C. Incident‑Response Steps (SIRT)

  1. Triage – assess scope, severity, potential impact within two hours.

  2. Containment – isolate affected systems, block malicious traffic, suspend compromised accounts.

  3. Eradication – remove malicious code, apply patches, reset credentials.

  4. Recovery – restore from backups, validate system integrity, monitor closely.

  5. Notification – if personal data is involved, the DPO determines whether to notify the IoM Information Commissioner (within 72 hours of awareness) and affected individuals without undue delay.
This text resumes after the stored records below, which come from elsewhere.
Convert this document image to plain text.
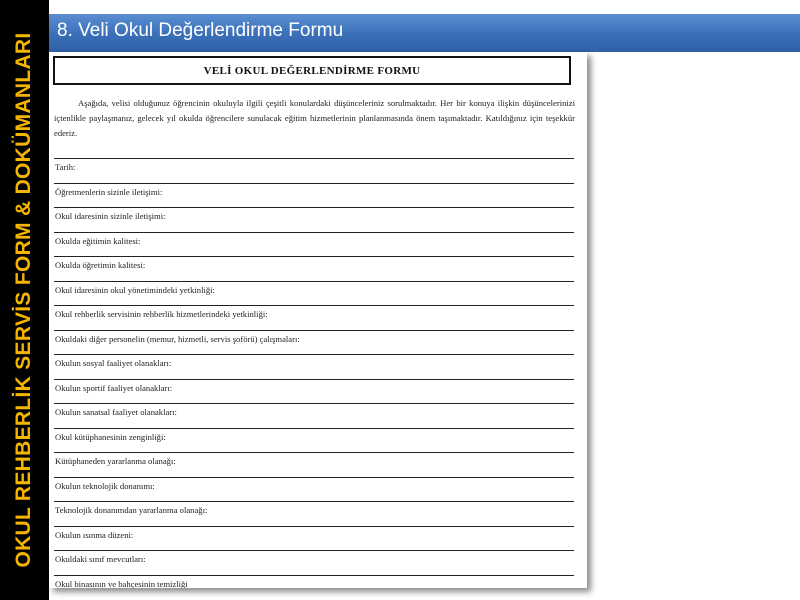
OKUL REHBERLİK SERVİS FORM & DOKÜMANLARI
8. Veli Okul Değerlendirme Formu
VELİ OKUL DEĞERLENDİRME FORMU

Aşağıda, velisi olduğunuz öğrencinin okuluyla ilgili çeşitli konulardaki düşünceleriniz sorulmaktadır. Her bir konuya ilişkin düşüncelerinizi içtenlikle paylaşmanız, gelecek yıl okulda öğrencilere sunulacak eğitim hizmetlerinin planlanmasında önem taşımaktadır. Katıldığınız için teşekkür ederiz.

Tarih:
Öğretmenlerin sizinle iletişimi:
Okul idaresinin sizinle iletişimi:
Okulda eğitimin kalitesi:
Okulda öğretimin kalitesi:
Okul idaresinin okul yönetimindeki yetkinliği:
Okul rehberlik servisinin rehberlik hizmetlerindeki yetkinliği:
Okuldaki diğer personelin (memur, hizmetli, servis şoförü) çalışmaları:
Okulun sosyal faaliyet olanakları:
Okulun sportif faaliyet olanakları:
Okulun sanatsal faaliyet olanakları:
Okul kütüphanesinin zenginliği:
Kütüphaneden yararlanma olanağı:
Okulun teknolojik donanımı:
Teknolojik donanımdan yararlanma olanağı:
Okulun ısınma düzeni:
Okuldaki sınıf mevcutları:
Okul binasının ve bahçesinin temizliği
  6. Post‑Incident Review – document root cause, lessons learned, corrective actions; update risk register.

D. Evidence Handling

Logs, images and files collected during an investigation are preserved in a tamper‑evident repository. Chain‑of‑custody is maintained for any evidence that may be required for legal proceedings.

Training and Awareness

All staff complete information‑security and data‑protection training within one month of joining and annually thereafter. Phishing‑simulation campaigns are run at least twice a year. Specialist training is provided for administrators, developers and incident‑response staff.

Compliance Monitoring

The CISO conducts internal audits, reviews access logs, checks backup reports and monitors security metrics (patch compliance, phishing‑report rate, incident MTTR). Significant findings are reported to the Executive Leadership Team and the Board Audit & Risk Committee.

Non‑Compliance and Disciplinary Action

Failure to comply with this Policy may result in disciplinary action up to and including dismissal, civil liability and criminal prosecution.

Review

This policy is to be reviewed every two years, or earlier if there are significant changes in law or our operations.

Latest update: June 30, 2025.

This Policy is non‑contractual and may be amended at the Company’s discretion.